I am an only child, born in Tacoma, Washington, and raised in Federal Way my whole life. The entirety of my childhood was spent in the same house, living in an extremely diverse city. The various living environments offered some challenges to a white male student, as most of the support from the school district was geared towards helping different minorities, and troubled individuals. However, many positives came from this sort of upbringing as well. Within this diverse community, I was introduced to many different types of people from all sorts of cultures. Because of this, I am extremely tolerant to those who are drastically different from me. I have always prided myself on the fact that I work well with others. I enjoy the opportunity to discuss and exchange ideas with individuals that have an opinion alternative to my own. I feel this links me to my love for science, as debate and rebuttal are critical in the development of all sciences.
I attended both public and private schools throughout my K-12 career, graduating from high school as Valedictorian. Initially, I had no idea what would become my lifetime career. I only knew that physical sciences fascinated me, and I had quite adept at Mathematics and Chemistry. I considered engineering, but I worked in all physical sciences to leave the chance open for another science profession. After graduating from high school, I realized that a future in engineering held no interest to me as I did not find passion in any of the engineering courses. I have always struggled with reading comprehension hence I was left with only one alternative; examining other fields of study that were science oriented. It also happened that I learn and perform much more efficiently when I can touch materials, and visualize each situation as they come. This is what may have pushed me into physical science. Eventually, I settled on the field of Geology.

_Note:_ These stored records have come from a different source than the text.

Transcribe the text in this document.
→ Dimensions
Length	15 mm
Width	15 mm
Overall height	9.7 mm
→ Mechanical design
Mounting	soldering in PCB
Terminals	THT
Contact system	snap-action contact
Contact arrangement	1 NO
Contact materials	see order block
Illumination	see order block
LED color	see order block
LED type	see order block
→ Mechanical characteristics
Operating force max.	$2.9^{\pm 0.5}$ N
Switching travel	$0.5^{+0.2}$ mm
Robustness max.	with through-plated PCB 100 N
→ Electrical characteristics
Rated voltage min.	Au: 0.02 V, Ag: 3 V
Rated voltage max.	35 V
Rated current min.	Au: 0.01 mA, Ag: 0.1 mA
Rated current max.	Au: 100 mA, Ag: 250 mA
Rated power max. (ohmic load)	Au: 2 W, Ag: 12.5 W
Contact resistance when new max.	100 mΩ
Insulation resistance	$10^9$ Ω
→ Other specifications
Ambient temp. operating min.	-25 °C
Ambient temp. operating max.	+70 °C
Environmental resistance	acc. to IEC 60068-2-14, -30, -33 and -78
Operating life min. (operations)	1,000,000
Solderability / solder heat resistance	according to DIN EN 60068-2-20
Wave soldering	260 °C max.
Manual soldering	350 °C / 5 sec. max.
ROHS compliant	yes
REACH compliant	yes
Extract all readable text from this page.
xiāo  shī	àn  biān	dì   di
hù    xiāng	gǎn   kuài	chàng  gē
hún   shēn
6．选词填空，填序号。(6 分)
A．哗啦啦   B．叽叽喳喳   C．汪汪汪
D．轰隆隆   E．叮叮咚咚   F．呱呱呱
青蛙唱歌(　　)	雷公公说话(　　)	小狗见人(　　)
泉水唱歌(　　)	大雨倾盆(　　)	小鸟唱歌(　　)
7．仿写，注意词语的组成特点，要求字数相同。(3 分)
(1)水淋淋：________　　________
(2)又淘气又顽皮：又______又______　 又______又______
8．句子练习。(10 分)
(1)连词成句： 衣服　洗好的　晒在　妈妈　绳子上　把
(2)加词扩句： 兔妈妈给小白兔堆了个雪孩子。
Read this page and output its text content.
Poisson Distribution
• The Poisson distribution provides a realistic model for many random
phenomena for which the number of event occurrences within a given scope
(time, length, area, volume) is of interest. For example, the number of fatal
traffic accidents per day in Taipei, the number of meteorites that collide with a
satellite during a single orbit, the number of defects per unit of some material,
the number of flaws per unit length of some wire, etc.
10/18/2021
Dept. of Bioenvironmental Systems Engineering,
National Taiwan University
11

It took me time thinking what would satisfy my academic desires until I traced my desires of understanding natural disaster. It all began when I was in elementary school, during the 2001 Nisqually Earthquake. I clearly remember that day, and the fear I felt. Even since the occurrence of the Nisqually Earthquake, I have wanted to learn more about the natural disasters. I had not considered Geology as part of my lifetime profession because the Federal School district never offered a course on Geology. An opportunity at the University of Washington allowed me to pursue a course that would satisfy my personal desires. I believe the tragic Nisqually Earthquake influenced significantly, the choice of my career.
In early on sophomore year, I took a course on volcanoes which has substantially magnified my interests in Geology. Through college, natural disasters have been my greatest fascination, due to their enormity and destructive power. Also, the fact that my entire family has studied other non-scientific courses in their college education geared me towards choosing Geology as my career. I hold a great amount of respect for those that devote their lives to understanding these events in order to prevent unnecessary deaths.
As I progressed through my college career, advanced mathematics became less and less pertinent to my Geology courses. However, I continued to take math courses, in the hopes of furthering my abilities within the subject by attaining a Minor. After seven different courses in Math, covering calculus, linear algebra, matrix algebra, analytic geometry, and differential equations, I am confident in my knowledge of these subjects, as well as extremely confidence when math come into play within the geology field. While most of the math courses I took were not required for my major, I believe my knowledge of advanced mathematics will add value to my contributions as a Geologist. Through Geomechanics, geochemistry, and a number of other classes, my extra skills in math have proven extremely useful.
Although my grades within my math classes are nothing more than satisfactory, I am proud that I stuck to this path, as it has made me an expert in the Math that does apply to Geology. My grades may not reflect perfection, but the classes I have taken accentuate the high effort and tenacity I have developed over the years, which I apply to every course I take. Before I was even accepted to the Geology program here, I had already completed most of my out-of-major requirements to apply to the Applied Geosciences program. However, I did discuss this with Juliet, and she agreed with me that my extra experience within the math field more than makes up for this discrepancy within the required classes.
Geology has been a unifying factor in all the subjects that I studied in my A level and the kind of life that I was brought up. By choosing Geology as my lifetime profession, I feel unique in my family because I am the only one who studies a science oriented course. Also, my amplitude for mathematics and chemistry did not go to waste because I still apply them in Geology, especially Geochemistry.